Laporan Wartawan Tribunnews.com, Aisyah Nursyamsi
TRIBUNNEWS.COM, JAKARTA - Lupus merupakan penyakit autoimun kronis di mana sistem kekebalan tubuh menyerang jaringan tubuhnya sendiri.
Berdasarkan studi yang dilakukan Prof. Handono Kalim dan tim di Malang, prevalensi lupus di Indonesia diperkirakan sebesar 0,5 persen, dengan jumlah penyandang lebih dari 1,3 juta orang.
Penyakit ini terutama menyerang perempuan usia reproduksi 15-45 tahun.

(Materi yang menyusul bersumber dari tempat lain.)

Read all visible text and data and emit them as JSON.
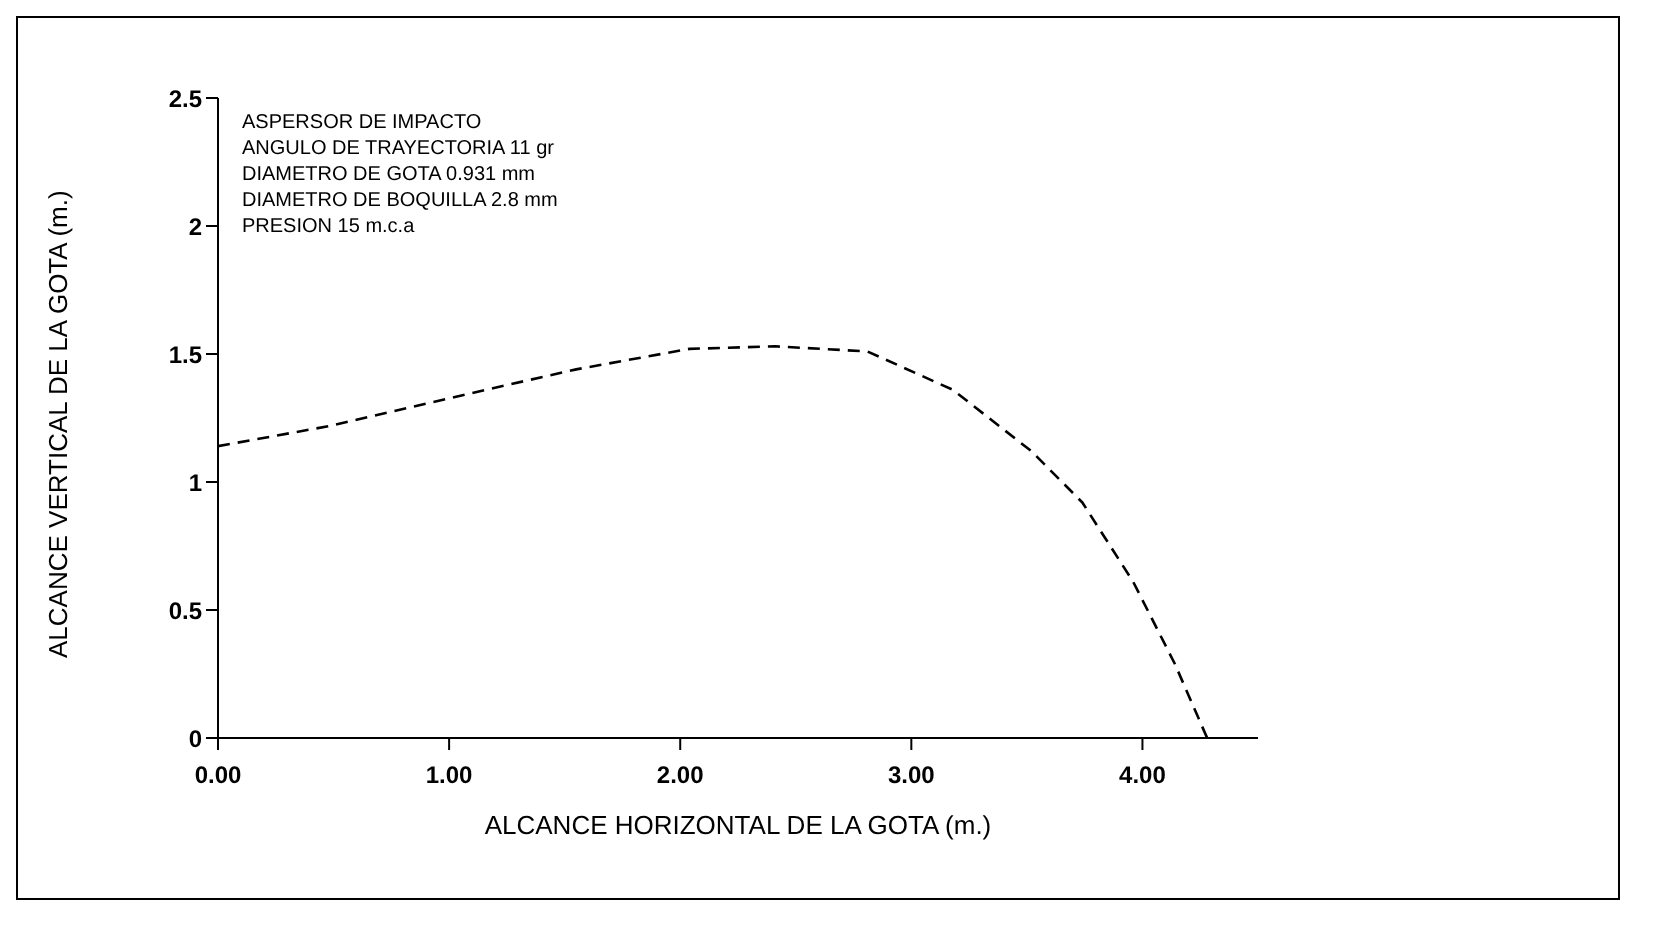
{
  "chart_data": {
    "type": "line",
    "xlabel": "ALCANCE HORIZONTAL DE LA GOTA (m.)",
    "ylabel": "ALCANCE VERTICAL DE LA GOTA (m.)",
    "annotations": [
      "ASPERSOR DE IMPACTO",
      "ANGULO DE TRAYECTORIA 11 gr",
      "DIAMETRO DE GOTA 0.931 mm",
      "DIAMETRO DE BOQUILLA 2.8 mm",
      "PRESION 15 m.c.a"
    ],
    "x": [
      0,
      0.49,
      1.11,
      1.55,
      2.04,
      2.41,
      2.81,
      3.18,
      3.52,
      3.74,
      3.96,
      4.14,
      4.28
    ],
    "series": [
      {
        "color": "#000000",
        "values": [
          1.14,
          1.22,
          1.35,
          1.44,
          1.52,
          1.53,
          1.51,
          1.36,
          1.12,
          0.92,
          0.61,
          0.29,
          0
        ]
      }
    ],
    "xlim": [
      0,
      4.5
    ],
    "xticks": [
      {
        "value": 0,
        "label": "0.00"
      },
      {
        "value": 1,
        "label": "1.00"
      },
      {
        "value": 2,
        "label": "2.00"
      },
      {
        "value": 3,
        "label": "3.00"
      },
      {
        "value": 4,
        "label": "4.00"
      }
    ],
    "ylim": [
      0,
      2.5
    ],
    "yticks": [
      0,
      0.5,
      1,
      1.5,
      2,
      2.5
    ],
    "grid": false,
    "legend": false,
    "marker": "none",
    "line_style": "dashed"
  }
}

Direktur Pencegahan dan Pengendalian Penyakit Tidak Menular (P2PTM) Kementerian Kesehatan (Kemenkes) dr. Siti Nadia Tarmizi mengimbau masyarakat untuk mendorong deteksi dini.
Kemenkes pun akan meluncurkan program SALURI (Periksa Lupus Sendiri) mulai tahun 2025.
Program ini menyasar calon pengantin wanita sebagai langkah awal pencegahan di kelompok usia berisiko.
SALURI mengajak masyarakat untuk mengenali tanda-tanda lupus secara mandiri dan segera memeriksakan diri ke fasilitas pelayanan kesehatan (fasyankes) jika menemukan gejala yang mencurigakan.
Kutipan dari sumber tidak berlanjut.